In architectural practice, children’s participation is commonly understood as the direct involvement of young users in limited design types through workshops, modeling, and site visits. It aims to capture children’s perspectives on buildings and spaces and is frequently presented as evidence of inclusive and child-centered design.


However, the critical question remains: is this approach sufficient, and does it truly fulfill children’s rights? 


The answer is no, because participation must be evaluated not only as a procedural activity, but also by its outcomes and its structural impact on architectural knowledge and practice. 


Current methods of participation reveal several critical shortcomings:
First, children’s participation in architecture occurs in very limited geographical areas and contexts and in only a small number of projects worldwide, preventing it from becoming a standard professional or institutional practice.
Second, participation is largely restricted to a narrow range of programs primarily schools and playgrounds, limiting children’s involvement to spaces already defined as “for children” and excluding them from broader architectural and urban decisions that shape streets, housing, transportation, and public life.


Third, many participatory processes fail because the applied methods, the questions asked, and the answers collected are too limited to serve as meaningful design guidance. What architects claim to learn from these exercises is often insufficient or superficial. Asking children to define “good architecture.” without providing them with an architectural understanding is like asking Someone to draw a healthy meal without knowing what healthy food is.
Fourth, architects often extract only limited or selective insights from participatory activities.
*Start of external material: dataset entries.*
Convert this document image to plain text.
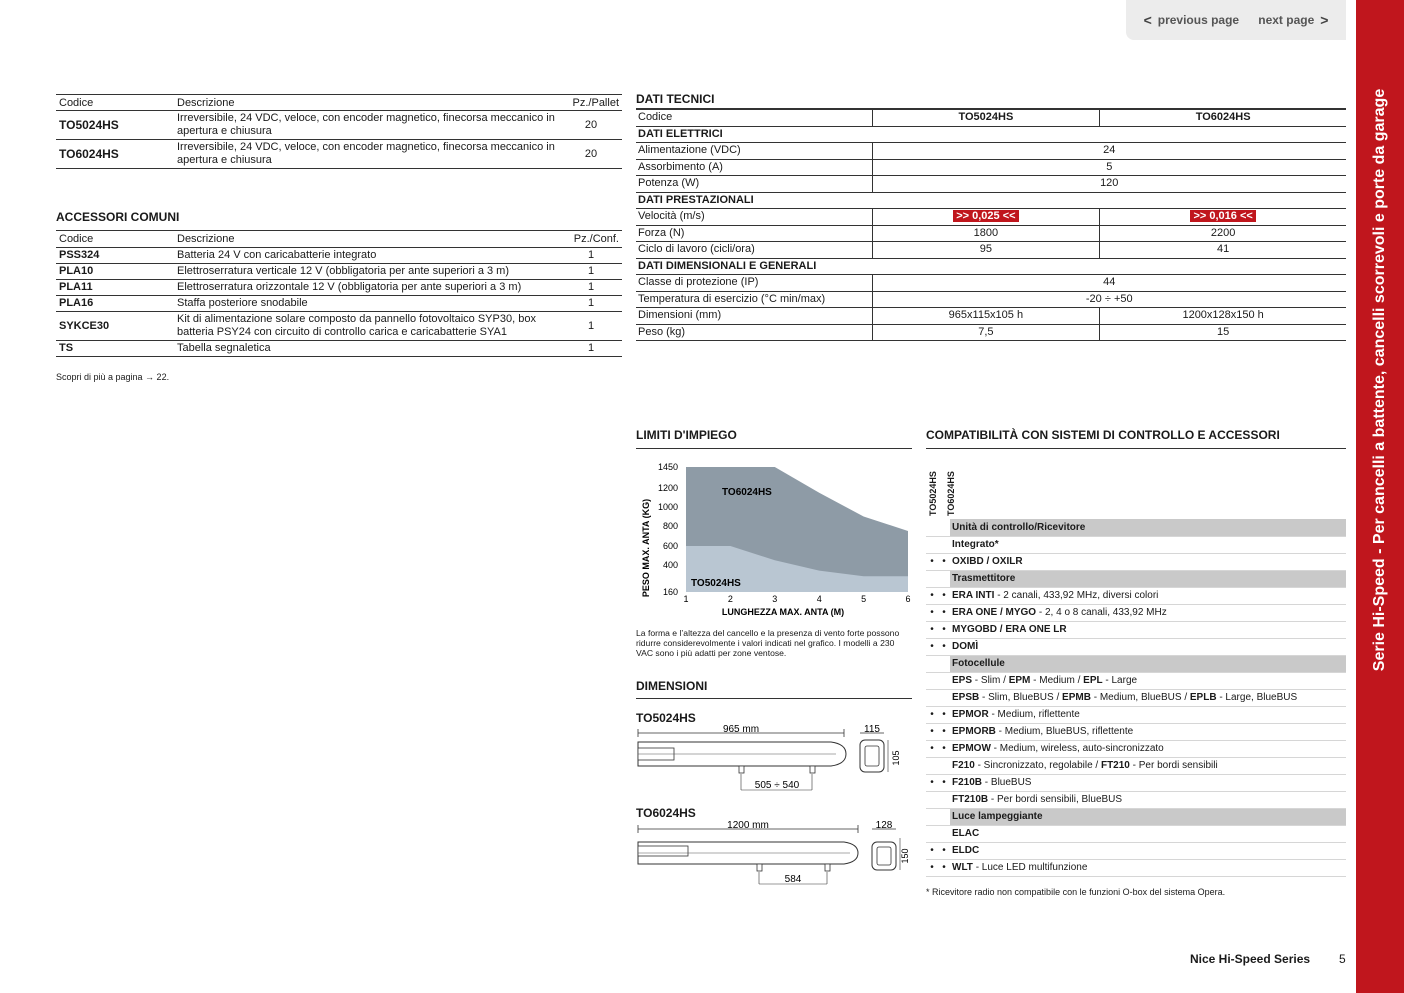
< previous page next page >
Serie Hi-Speed - Per cancelli a battente, cancelli scorrevoli e porte da garage
Codice	Descrizione	Pz./Pallet
TO5024HS	Irreversibile, 24 VDC, veloce, con encoder magnetico, finecorsa meccanico in apertura e chiusura	20
TO6024HS	Irreversibile, 24 VDC, veloce, con encoder magnetico, finecorsa meccanico in apertura e chiusura	20
ACCESSORI COMUNI
Codice	Descrizione	Pz./Conf.
PSS324	Batteria 24 V con caricabatterie integrato	1
PLA10	Elettroserratura verticale 12 V (obbligatoria per ante superiori a 3 m)	1
PLA11	Elettroserratura orizzontale 12 V (obbligatoria per ante superiori a 3 m)	1
PLA16	Staffa posteriore snodabile	1
SYKCE30	Kit di alimentazione solare composto da pannello fotovoltaico SYP30, box batteria PSY24 con circuito di controllo carica e caricabatterie SYA1	1
TS	Tabella segnaletica	1
Scopri di più a pagina → 22.
DATI TECNICI
Codice	TO5024HS	TO6024HS
DATI ELETTRICI		
Alimentazione (VDC)	24	
Assorbimento (A)	5	
Potenza (W)	120	
DATI PRESTAZIONALI		
Velocità (m/s)	>> 0,025 <<	>> 0,016 <<
Forza (N)	1800	2200
Ciclo di lavoro (cicli/ora)	95	41
DATI DIMENSIONALI E GENERALI		
Classe di protezione (IP)	44	
Temperatura di esercizio (°C min/max)	-20 ÷ +50	
Dimensioni (mm)	965x115x105 h	1200x128x150 h
Peso (kg)	7,5	15
LIMITI D'IMPIEGO
1450
1200
1000
800
600
400
160
1	2	3	4	5	6
PESO MAX. ANTA (KG)
LUNGHEZZA MAX. ANTA (M)
TO6024HS
TO5024HS
La forma e l’altezza del cancello e la presenza di vento forte possono ridurre considerevolmente i valori indicati nel grafico. I modelli a 230 VAC sono i più adatti per zone ventose.
DIMENSIONI
TO5024HS
965 mm	115
105
505 ÷ 540
TO6024HS
1200 mm	128
150
584
COMPATIBILITÀ CON SISTEMI DI CONTROLLO E ACCESSORI
TO5024HS TO6024HS
		Unità di controllo/Ricevitore
		Integrato*
•	•	OXIBD / OXILR
		Trasmettitore
•	•	ERA INTI - 2 canali, 433,92 MHz, diversi colori
•	•	ERA ONE / MYGO - 2, 4 o 8 canali, 433,92 MHz
•	•	MYGOBD / ERA ONE LR
•	•	DOMÌ
		Fotocellule
		EPS - Slim / EPM - Medium / EPL - Large
		EPSB - Slim, BlueBUS / EPMB - Medium, BlueBUS / EPLB - Large, BlueBUS
•	•	EPMOR - Medium, riflettente
•	•	EPMORB - Medium, BlueBUS, riflettente
•	•	EPMOW - Medium, wireless, auto-sincronizzato
		F210 - Sincronizzato, regolabile / FT210 - Per bordi sensibili
•	•	F210B - BlueBUS
		FT210B - Per bordi sensibili, BlueBUS
		Luce lampeggiante
		ELAC
•	•	ELDC
•	•	WLT - Luce LED multifunzione
* Ricevitore radio non compatibile con le funzioni O-box del sistema Opera.
Nice Hi-Speed Series 5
Children’s contributions are frequently filtered, reinterpreted, or adapted to fit pre-existing design intentions, yet still presented as “child-influenced.” This reduces participation to a symbolic gesture and undermines its legitimacy as a rights-based practice.


Realizing children’s rights in architecture requires a fundamentally new approach to participation that addresses all components of architecture and urban structure. It includes all age groups up to eighteen years of age and be capable of translating the full breadth of children’s architectural needs and desires into architectural thinking and practice. It demands a systemic transformation of architectural thinking, in which children’s participation operates as a rights-based mechanism that ensures children are given equal consideration with adults in shaping the city and urban development strategies.